Stomilanki Olsztyn wygrały na wyjeździe 2-1 (1-0) z Rekordem Bielsko-Biała i choć wciąż zajmują ostatnie miejsce w tabeli Orlen Ekstraligi piłki nożnej kobiet, tracą już tylko dwa punkty do pozycji gwarantującej utrzymanie. Było to drugie z rzędu (ale dopiero czwarte w sezonie) zwycięstwo „Kobiecej Dumy Warmii”.
To był dobry tydzień dla drużyny prowadzonej przez Dariusza Maleszewskiego. W poprzedniej kolejce pokonała na własnym boisku 2-0 Pogoń Dekpol Tczew. Kilka dni później PZPN przyznał olsztyńskiemu klubowi licencję na grę w Orlen Ekstralidze w sezonie 2024/2025. Na mecz z Rekordem Stomilanki jechały więc pełne nadziei.
Choć to bielszczanki pewnie weszły w niedzielne spotkanie, po jednym z kontrataków wynik otworzyła Federica Dall’Ara. Stomilanki broniły się mądrze przez całą pierwszą połowę. Mimo, że rywalki napierały, utrzymały prowadzenie 1-0. Gospodyniom udało się jednak wyrównać już trzy minuty po zmianie stron. Na 1-1 trafiła Aleksandra Sutryk.

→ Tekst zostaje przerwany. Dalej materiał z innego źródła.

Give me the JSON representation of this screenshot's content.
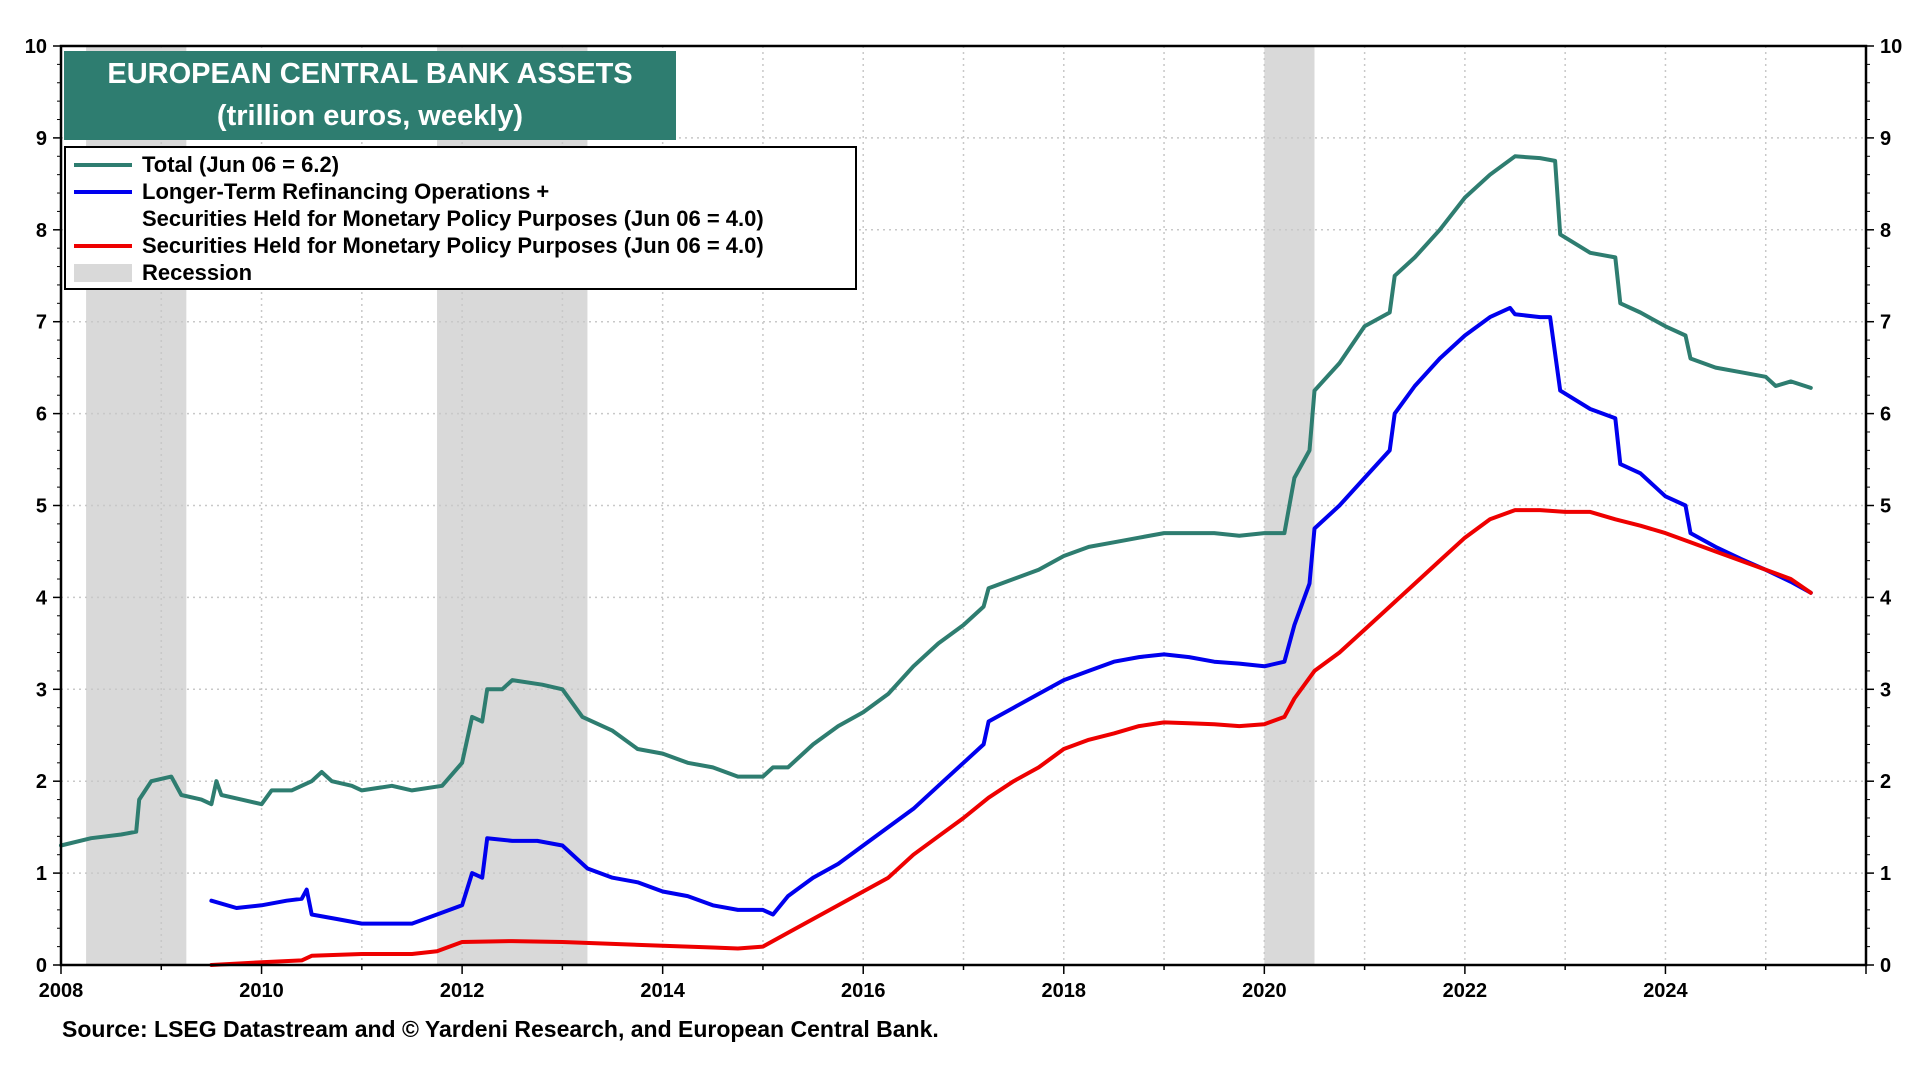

W drugiej połowie obraz gry znacząco się nie zmienił. To gospodynie częściej utrzymywały się przy piłce, ale nie były w stanie przechylić szali zwycięstwa na swoją korzyść. Gdy wydawało się, że obie drużyny będą musiały zadowolić się remisem, już w doliczonym czasie precyzyjnym uderzeniem z rzutu wolnego popisała się Wiktoria Skrzypińska, zapewniając cenne trzy punkty swojemu zespołowi.
Rekord Bielsko-Biała – Stomilanki Olsztyn 1-2 (0-1)
Aleksandra Sudyk 48′ – Federica Dall’Ara 5′, Wiktoria Skrzypińska 90′
Rekord: Sas – Cygan, Lichwa, Glinka, Olejniczak (80′ Jendrzejczyk), Sudyk, Bednarek (67′ Gulec), Szafran (67′ Dębińska), Gąsiorek, Długokęcka, Gutowska (80′ Sunday)
Stomilanki: Sikora – Zubchyk, Kędzia, Skrzypińska, Taranowska (90′ Czarnecka), Sokołowska, Osajkowska, Kałużna, Brown (70’ Libera), Marques (78’ Kamala), Dall’ara (90′ Zagórska)
Żółte kartki: Glinka – Zubczyk, Osajkowska
Na dwie kolejki przez zakończeniem sezonu Stomilanki wciąż zajmują ostatnie miejsce w tabeli Orlen Ekstraligi. Zrównały się jednak punktami z Medykiem Konin i tracą już tylko dwa punkty do UJ Kraków, który jest na ostatniej bezpiecznej pozycji. Właśnie z tą drużyną zmierzą się na własnym boisku 26 maja o 13:00. Jeśli wygrają – mogą wydostać się ze strefy spadkowej. Później czeka je jeszcze wyjazdowy mecz z APLG Gdańsk (9 czerwca).